Militer Mesir kembali
melakukan kekerasan terhadap warganya hingga berjatuhan korban tak sedikit.
Pemerintah Indonesia harus turut bersuara keras terhadap pelanggaran HAM yang
terjadi di negeri piramida tersebut.
Ketua Komisi I DPR RI, Mahfudz Siddiq meminta pemerintah
Indonesia tidak tinggal diam terhadap peristiwa yang terjadi di Mesir. Sebagai
negara muslim terbesar di dunia, Indonesia harus berperan lebih aktif lagi di
dunia internasional.
"Indonesia mesti bersuara keras. Jangan diam.

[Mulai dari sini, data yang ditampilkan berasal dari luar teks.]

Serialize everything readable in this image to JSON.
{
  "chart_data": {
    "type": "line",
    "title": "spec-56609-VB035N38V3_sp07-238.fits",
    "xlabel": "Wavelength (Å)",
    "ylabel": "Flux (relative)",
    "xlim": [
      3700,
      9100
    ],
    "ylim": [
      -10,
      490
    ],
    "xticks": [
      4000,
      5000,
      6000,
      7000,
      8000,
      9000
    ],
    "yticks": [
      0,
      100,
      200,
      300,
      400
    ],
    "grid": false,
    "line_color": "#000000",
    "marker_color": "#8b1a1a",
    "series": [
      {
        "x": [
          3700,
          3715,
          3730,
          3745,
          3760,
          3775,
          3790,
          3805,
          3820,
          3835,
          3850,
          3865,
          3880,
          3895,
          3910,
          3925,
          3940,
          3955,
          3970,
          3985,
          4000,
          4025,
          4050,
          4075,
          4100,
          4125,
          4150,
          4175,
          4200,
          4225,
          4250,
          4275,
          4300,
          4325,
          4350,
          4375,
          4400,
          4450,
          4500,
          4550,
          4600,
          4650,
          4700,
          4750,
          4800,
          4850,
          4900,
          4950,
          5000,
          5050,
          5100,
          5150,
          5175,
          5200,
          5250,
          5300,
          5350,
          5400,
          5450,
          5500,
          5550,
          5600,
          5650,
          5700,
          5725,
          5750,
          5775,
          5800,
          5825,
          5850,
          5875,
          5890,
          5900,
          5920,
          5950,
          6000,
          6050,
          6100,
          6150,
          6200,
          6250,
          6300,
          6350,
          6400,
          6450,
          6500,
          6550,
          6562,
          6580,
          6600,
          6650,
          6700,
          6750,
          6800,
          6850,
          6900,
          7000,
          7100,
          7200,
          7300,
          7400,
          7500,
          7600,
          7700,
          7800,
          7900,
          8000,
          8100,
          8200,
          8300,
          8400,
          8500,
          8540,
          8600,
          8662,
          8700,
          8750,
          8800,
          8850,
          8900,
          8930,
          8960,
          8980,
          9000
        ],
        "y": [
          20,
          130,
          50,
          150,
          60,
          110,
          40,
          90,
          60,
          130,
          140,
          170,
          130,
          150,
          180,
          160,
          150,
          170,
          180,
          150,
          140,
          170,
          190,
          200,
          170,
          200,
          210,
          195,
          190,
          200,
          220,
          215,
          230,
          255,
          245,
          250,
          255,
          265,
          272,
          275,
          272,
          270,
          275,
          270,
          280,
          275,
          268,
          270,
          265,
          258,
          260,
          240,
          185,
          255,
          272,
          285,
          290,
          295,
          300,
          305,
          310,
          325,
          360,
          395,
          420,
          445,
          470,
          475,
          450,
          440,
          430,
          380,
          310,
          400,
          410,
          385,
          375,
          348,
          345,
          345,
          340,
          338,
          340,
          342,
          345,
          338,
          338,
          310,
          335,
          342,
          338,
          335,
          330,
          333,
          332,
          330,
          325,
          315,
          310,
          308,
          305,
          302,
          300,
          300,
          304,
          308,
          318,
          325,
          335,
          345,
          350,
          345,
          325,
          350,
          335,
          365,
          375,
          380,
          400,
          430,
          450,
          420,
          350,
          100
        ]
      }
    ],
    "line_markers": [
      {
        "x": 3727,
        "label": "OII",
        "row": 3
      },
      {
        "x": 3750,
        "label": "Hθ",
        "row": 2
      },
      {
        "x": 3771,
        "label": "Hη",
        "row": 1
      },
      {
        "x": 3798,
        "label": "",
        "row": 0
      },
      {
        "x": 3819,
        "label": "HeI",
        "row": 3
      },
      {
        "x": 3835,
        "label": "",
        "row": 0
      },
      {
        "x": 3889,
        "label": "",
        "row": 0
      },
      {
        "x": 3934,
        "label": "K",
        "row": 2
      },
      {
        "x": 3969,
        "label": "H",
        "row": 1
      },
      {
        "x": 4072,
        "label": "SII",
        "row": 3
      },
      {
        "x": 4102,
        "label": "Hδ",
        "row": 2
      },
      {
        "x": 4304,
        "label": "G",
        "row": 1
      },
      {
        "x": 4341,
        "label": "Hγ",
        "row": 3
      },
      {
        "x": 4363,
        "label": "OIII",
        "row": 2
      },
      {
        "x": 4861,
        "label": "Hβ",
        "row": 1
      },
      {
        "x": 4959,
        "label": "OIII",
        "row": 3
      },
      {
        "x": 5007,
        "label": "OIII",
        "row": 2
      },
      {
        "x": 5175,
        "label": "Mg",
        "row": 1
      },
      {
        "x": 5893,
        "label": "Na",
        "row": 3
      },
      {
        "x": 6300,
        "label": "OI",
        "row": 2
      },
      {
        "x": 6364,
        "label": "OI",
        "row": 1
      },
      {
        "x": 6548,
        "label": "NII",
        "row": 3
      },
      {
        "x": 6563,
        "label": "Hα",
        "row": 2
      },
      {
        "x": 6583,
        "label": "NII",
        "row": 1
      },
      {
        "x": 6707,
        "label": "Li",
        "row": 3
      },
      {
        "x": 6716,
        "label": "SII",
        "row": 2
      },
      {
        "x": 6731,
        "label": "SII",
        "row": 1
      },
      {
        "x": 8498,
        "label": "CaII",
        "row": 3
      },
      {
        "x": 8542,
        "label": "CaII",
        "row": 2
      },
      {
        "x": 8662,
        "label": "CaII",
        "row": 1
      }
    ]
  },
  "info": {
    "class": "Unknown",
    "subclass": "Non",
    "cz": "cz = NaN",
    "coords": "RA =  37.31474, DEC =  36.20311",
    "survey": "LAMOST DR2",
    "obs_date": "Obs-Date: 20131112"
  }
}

Presiden SBY harus di baris depan menyikapi masalah ini," ujar Mahfudz
dalam pernyataan resminya melalui jejaring sosial Twitter, Rabu (14/8/2013).
Menurutnya, jika pemerintah Indonesia melalui Presiden
SBY tidak bersikap tegas terhadap pembantaian di Mesir, itu artinya diam-diam
pemerintah memberikan dukungan terhadap kudeta rezim militer yang
menjungkirbalikkan hasil pemilu demokratis Mesir.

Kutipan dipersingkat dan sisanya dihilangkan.